The 3rd Workshop on Open-Source Arabic Corpora and Processing Tools (OSACT): with ArabicWeb16 Data Challenge

Workshop Proceedings

Workshop Programme

09:00 – 09:10 - Welcome and Introduction by Workshop Chairs

09:10 – 10:30 - Opening Session

Cross lingual modeling for low resource languages with a case application to ArabicDialects (Keynote Talk)
Mona Diab
Learning Subjective Language: Feature Engineered vs. Deep Models
Muhammad Abdul-Mageed

10:30 – 11:00 - Coffee Break

11:00 – 13:00 - Session 1

An Arabic Dependency Treebank in the Travel Domain
Dima Taji, Jamila El Gizuli and Nizar Habash
ArSentD-LEV: A Multi-Topic Corpus for Target-based Sentiment Analysis in Arabic Levantine Tweets
Ramy Baly, Hazem Hajj, Wassim El-Hajj and Khaled Shaban
ARLEX: A Large Scale Comprehensive Lexical Inventory for Modern Standard Arabic
Sawsan Alqahtani, Mona Diab and Wajdi Zaghouani
ArSAS: An Arabic Speech-Act and Sentiment Corpus of Tweets
AbdelRahim Elmadany, Hamdy Mubarak and Walid Magdy
iArabicWeb16: Making a Large Web Collection More Accessible for Research
Khaled Yasser, Reem Suwaileh, Abdelrahman Shouman, Yassmine Barkallah, Mucahid Kutlu and Tamer Elsayed
Building a Causation Annotated Corpus: The Salford Arabic Causal Bank - Proclitics
Jawad Sadek and Farid Meziane

13:00 – 14:30 - Lunch Break

14:30 – 16:00 - Session 2

Creating an Arabic Dialect Text Corpus by Exploring Twitter, Facebook, and Online Newspapers
Areej Alshutayri and Eric Atwell
Diacritization of Moroccan and Tunisian Arabic Dialects: A CRF Approach
Kareem Darwish, Ahmed Abdelali, Hamdy Mubarak, Younes Samih and Mohammed Attia
Dial2MSA: A Tweets Corpus for Converting Dialectal Arabic to Modern StandardArabic
Hamdy Mubarak
ARC-WMI: Towards Building Arabic Readability Corpus for Written Medicine Information
Abeer AL-Dayel, Hend Al-Khalifa, Sinaa Alaqeel, Norah Abanmy, Maha Al-Yahya and Mona Diab

16:00 – 16:30 - Coffee Break

16:30 – 17:00 - Closing Session

ArSEL: A Large Scale Arabic Sentiment and Emotion Lexicon
Gilbert Badaro, Hussein Jundi, Hazem Hajj, Wassim El-Hajj and Nizar Habash
Guidelines and Annotation Framework for Arabic Author Profiling
Wajdi Zaghouani and Anis Charfi

Workshop Description

Given the success of the first and second workshops on Open-Source Arabic Corpora and Corpora Processing Tools (OSACT) in LREC 2014 and LREC 2016, where their presented papers received 77 citations up to now, the third workshop comes to encourage researchers and practitioners of Arabic language technologies, including computational linguistics (CL), natural language processing (NLP), and information retrieval (IR), to share and discuss their research efforts, corpora, and tools. The workshop will also give special attention on the wide variety of initiatives for the creation, use, and evaluation of Arabic as a type of Asian Language Resources and Technologies, which is one of LREC 2018 hot topics. In addition to the general topics of CL, NLP and IR, the workshop will give a special emphasis on a new Arabic Data challenge track.

Data Challenge Track

This year, we are introducing ArabicWeb16, a new Web dataset that is suitable for many research projects.
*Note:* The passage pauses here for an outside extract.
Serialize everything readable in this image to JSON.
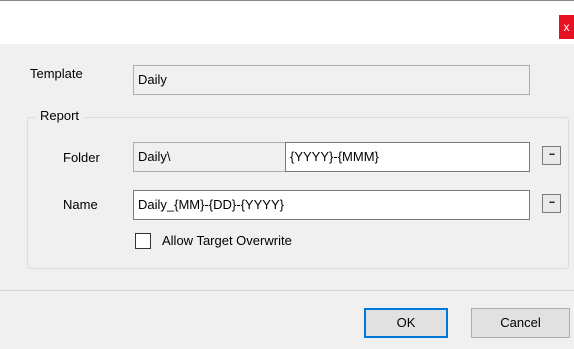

ArabicWeb16 is a public Web crawl of 150M Arabic Web pages, crawled over the month of January 2016, with high coverage of dialectal Arabic (about 21%) as well as Modern Standard Arabic (MSA). One goal of the workshop is to define shared challenges using this dataset. We encourage submissions describing experiments for research tasks on the dataset. This includes (but not limited to) training word-embeddings, deduplication, cross-dialect search, question answering, dialect detection, knowledge-base population, entity search, blog search, text classification, and spam detection. Further details, including instructions on how to obtain the dataset, can be found here.

Topics of interest

Corpora

Surveying and criticizing the design of available Arabic corpora, their associated and processing tools.
Availing new annotated corpora for NLP and IR applications such as named entity recognition, machine translation, sentiment analysis, text classification, and language learning.
Evaluating the use of crowdsourcing platforms for Arabic data annotation.

Tools and Technologies

Language education e.g. L1 and L2.
Language modeling and word embeddings.
Tokenization, normalization, word segmentation, morphological analysis, part-of-speech tagging, etc.
Sentiment analysis, dialect identification, and text classification.
Dialect translation.

ArabicWeb16 Data Challenge

Language modeling, word embeddings.
Dialect detection, Cross-dialect search.
Entity search, Blog search, Deduplication, Spam detection.
Question answering, Knowledge-base population.
Text Classification.

Submission guidelines

We invite both long (8 pages and 2 pages of references, formatted according to the LREC guidelines) and short papers (4 pages and 2 pages of references)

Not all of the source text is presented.